The Panthers have a chance to win this game if those things happen.
Most importantly, they must be prepared to win in the 80th minute and go the distance against the champion Storm. They were defeated by Melbourne in the final last year because they panicked. They had considerable possession and territory but no points to show for it, but the Storm were able to score thanks to a number of fortunate breaks.
They became scared, and the mountain continued to rise. It was a testament to them that they had a chance to win it in the 80th minute, but they can’t afford to leave themselves with too much to do this time.

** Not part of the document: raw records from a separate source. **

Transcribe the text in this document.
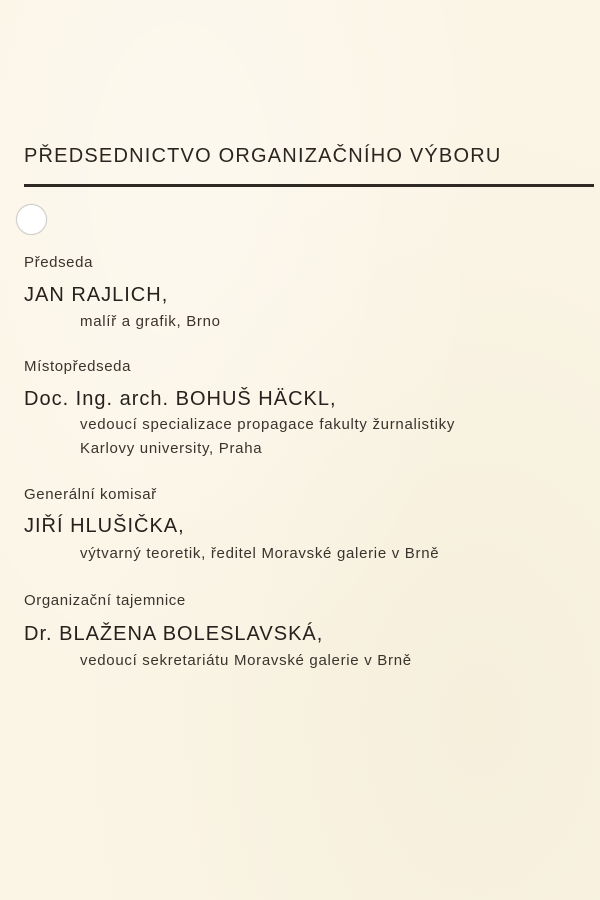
PŘEDSEDNICTVO ORGANIZAČNÍHO VÝBORU
Předseda
JAN RAJLICH,
malíř a grafik, Brno
Místopředseda
Doc. Ing. arch. BOHUŠ HÄCKL,
vedoucí specializace propagace fakulty žurnalistiky
Karlovy university, Praha
Generální komisař
JIŘÍ HLUŠIČKA,
výtvarný teoretik, ředitel Moravské galerie v Brně
Organizační tajemnice
Dr. BLAŽENA BOLESLAVSKÁ,
vedoucí sekretariátu Moravské galerie v Brně
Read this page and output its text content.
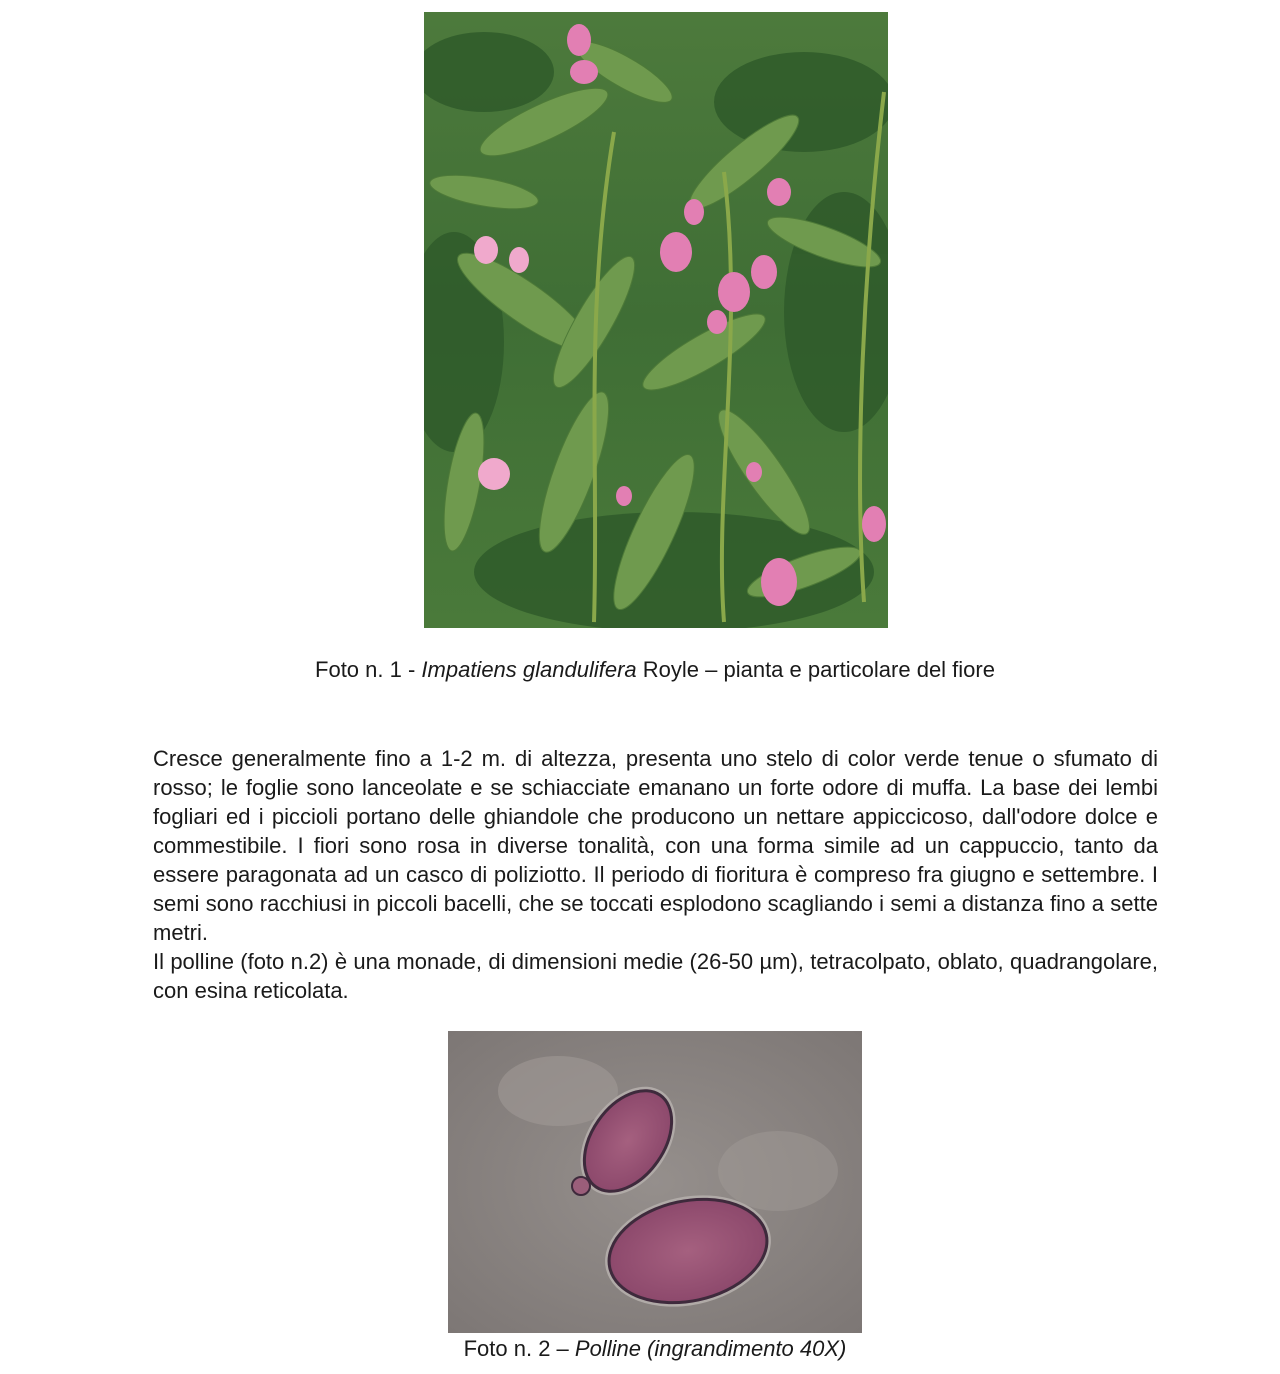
Foto n. 1 - Impatiens glandulifera Royle – pianta e particolare del fiore

Cresce generalmente fino a 1-2 m. di altezza, presenta uno stelo di color verde tenue o sfumato di rosso; le foglie sono lanceolate e se schiacciate emanano un forte odore di muffa. La base dei lembi fogliari ed i piccioli portano delle ghiandole che producono un nettare appiccicoso, dall'odore dolce e commestibile. I fiori sono rosa in diverse tonalità, con una forma simile ad un cappuccio, tanto da essere paragonata ad un casco di poliziotto. Il periodo di fioritura è compreso fra giugno e settembre. I semi sono racchiusi in piccoli bacelli, che se toccati esplodono scagliando i semi a distanza fino a sette metri.

Il polline (foto n.2) è una monade, di dimensioni medie (26-50 µm), tetracolpato, oblato, quadrangolare, con esina reticolata.

Foto n. 2 – Polline (ingrandimento 40X)
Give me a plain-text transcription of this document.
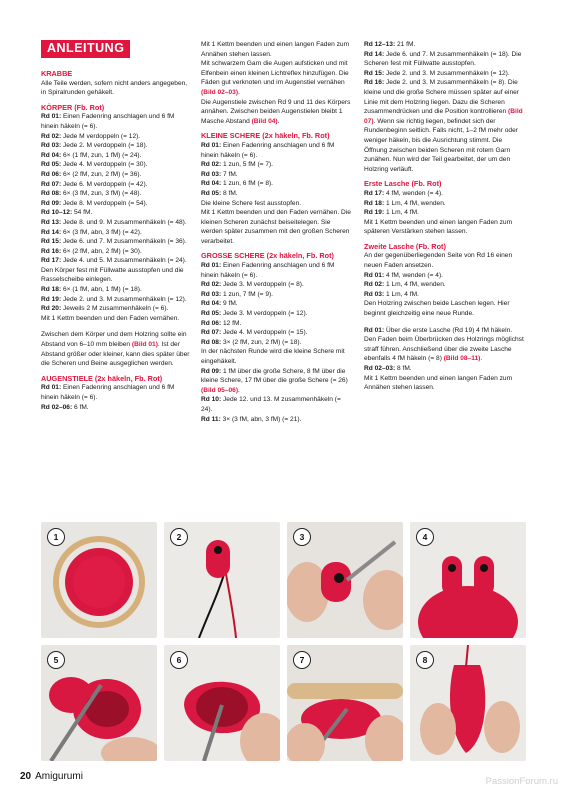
ANLEITUNG
KRABBE
Alle Teile werden, sofern nicht anders angegeben, in Spiralrunden gehäkelt.
KÖRPER (Fb. Rot)
Rd 01: Einen Fadenring anschlagen und 6 fM hinein häkeln (= 6).
Rd 02: Jede M verdoppeln (= 12).
Rd 03: Jede 2. M verdoppeln (= 18).
Rd 04: 6× (1 fM, zun, 1 fM) (= 24).
Rd 05: Jede 4. M verdoppeln (= 30).
Rd 06: 6× (2 fM, zun, 2 fM) (= 36).
Rd 07: Jede 6. M verdoppeln (= 42).
Rd 08: 6× (3 fM, zun, 3 fM) (= 48).
Rd 09: Jede 8. M verdoppeln (= 54).
Rd 10–12: 54 fM.
Rd 13: Jede 8. und 9. M zusammenhäkeln (= 48).
Rd 14: 6× (3 fM, abn, 3 fM) (= 42).
Rd 15: Jede 6. und 7. M zusammenhäkeln (= 36).
Rd 16: 6× (2 fM, abn, 2 fM) (= 30).
Rd 17: Jede 4. und 5. M zusammenhäkeln (= 24). Den Körper fest mit Füllwatte ausstopfen und die Rasselscheibe einlegen.
Rd 18: 6× (1 fM, abn, 1 fM) (= 18).
Rd 19: Jede 2. und 3. M zusammenhäkeln (= 12).
Rd 20: Jeweils 2 M zusammenhäkeln (= 6).
Mit 1 Kettm beenden und den Faden vernähen.
Zwischen dem Körper und dem Holzring sollte ein Abstand von 6–10 mm bleiben (Bild 01). Ist der Abstand größer oder kleiner, kann dies später über die Scheren und Beine ausgeglichen werden.
AUGENSTIELE (2x häkeln, Fb. Rot)
Rd 01: Einen Fadenring anschlagen und 6 fM hinein häkeln (= 6).
Rd 02–06: 6 fM.
Mit 1 Kettm beenden und einen langen Faden zum Annähen stehen lassen.
Mit schwarzem Garn die Augen aufsticken und mit Elfenbein einen kleinen Lichtreflex hinzufügen. Die Fäden gut verknoten und im Augenstiel vernähen (Bild 02–03).
Die Augenstiele zwischen Rd 9 und 11 des Körpers annähen. Zwischen beiden Augenstielen bleibt 1 Masche Abstand (Bild 04).
KLEINE SCHERE (2x häkeln, Fb. Rot)
Rd 01: Einen Fadenring anschlagen und 6 fM hinein häkeln (= 6).
Rd 02: 1 zun, 5 fM (= 7).
Rd 03: 7 fM.
Rd 04: 1 zun, 6 fM (= 8).
Rd 05: 8 fM.
Die kleine Schere fest ausstopfen.
Mit 1 Kettm beenden und den Faden vernähen. Die kleinen Scheren zunächst beiseitelegen. Sie werden später zusammen mit den großen Scheren verarbeitet.
GROSSE SCHERE (2x häkeln, Fb. Rot)
Rd 01: Einen Fadenring anschlagen und 6 fM hinein häkeln (= 6).
Rd 02: Jede 3. M verdoppeln (= 8).
Rd 03: 1 zun, 7 fM (= 9).
Rd 04: 9 fM.
Rd 05: Jede 3. M verdoppeln (= 12).
Rd 06: 12 fM.
Rd 07: Jede 4. M verdoppeln (= 15).
Rd 08: 3× (2 fM, zun, 2 fM) (= 18).
In der nächsten Runde wird die kleine Schere mit eingehäkelt.
Rd 09: 1 fM über die große Schere, 8 fM über die kleine Schere, 17 fM über die große Schere (= 26) (Bild 05–06).
Rd 10: Jede 12. und 13. M zusammenhäkeln (= 24).
Rd 11: 3× (3 fM, abn, 3 fM) (= 21).
Rd 12–13: 21 fM.
Rd 14: Jede 6. und 7. M zusammenhäkeln (= 18). Die Scheren fest mit Füllwatte ausstopfen.
Rd 15: Jede 2. und 3. M zusammenhäkeln (= 12).
Rd 16: Jede 2. und 3. M zusammenhäkeln (= 8). Die kleine und die große Schere müssen später auf einer Linie mit dem Holzring liegen. Dazu die Scheren zusammendrücken und die Position kontrollieren (Bild 07). Wenn sie richtig liegen, befindet sich der Rundenbeginn seitlich. Falls nicht, 1–2 fM mehr oder weniger häkeln, bis die Ausrichtung stimmt. Die Öffnung zwischen beiden Scheren mit rotem Garn zunähen. Nun wird der Teil gearbeitet, der um den Holzring verläuft.
Erste Lasche (Fb. Rot)
Rd 17: 4 fM, wenden (= 4).
Rd 18: 1 Lm, 4 fM, wenden.
Rd 19: 1 Lm, 4 fM.
Mit 1 Kettm beenden und einen langen Faden zum späteren Verstärken stehen lassen.
Zweite Lasche (Fb. Rot)
An der gegenüberliegenden Seite von Rd 16 einen neuen Faden ansetzen.
Rd 01: 4 fM, wenden (= 4).
Rd 02: 1 Lm, 4 fM, wenden.
Rd 03: 1 Lm, 4 fM.
Den Holzring zwischen beide Laschen legen. Hier beginnt gleichzeitig eine neue Runde.
Rd 01: Über die erste Lasche (Rd 19) 4 fM häkeln. Den Faden beim Überbrücken des Holzrings möglichst straff führen. Anschließend über die zweite Lasche ebenfalls 4 fM häkeln (= 8) (Bild 08–11).
Rd 02–03: 8 fM.
Mit 1 Kettm beenden und einen langen Faden zum Annähen stehen lassen.
1	2	3	4
5	6	7	8
20 Amigurumi	PassionForum.ru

Manly suffered the same fate against the Storm. Melbourne didn’t miss because they were too slow out of the blocks. You can’t give them anything in the form of penalties, field position, or errors. They’ll harm you; they’re the competition’s most clinical and efficient team, which is why they’re such heavy favorites going into this match.
The Panthers are back, with their season on the line versus the Storm. They want to be a part of the team they so desperately want to be a part of. They seek to cultivate success. Even if they win, they still have a chance at the grand final, but you get the feeling this is the Panthers’ toughest psychological test yet, as they face the only side they haven’t beaten.
After 10 long months, Ivan Cleary’s “tomorrow” has finally arrived for the Panthers. Will Saturday’s outcome be any different?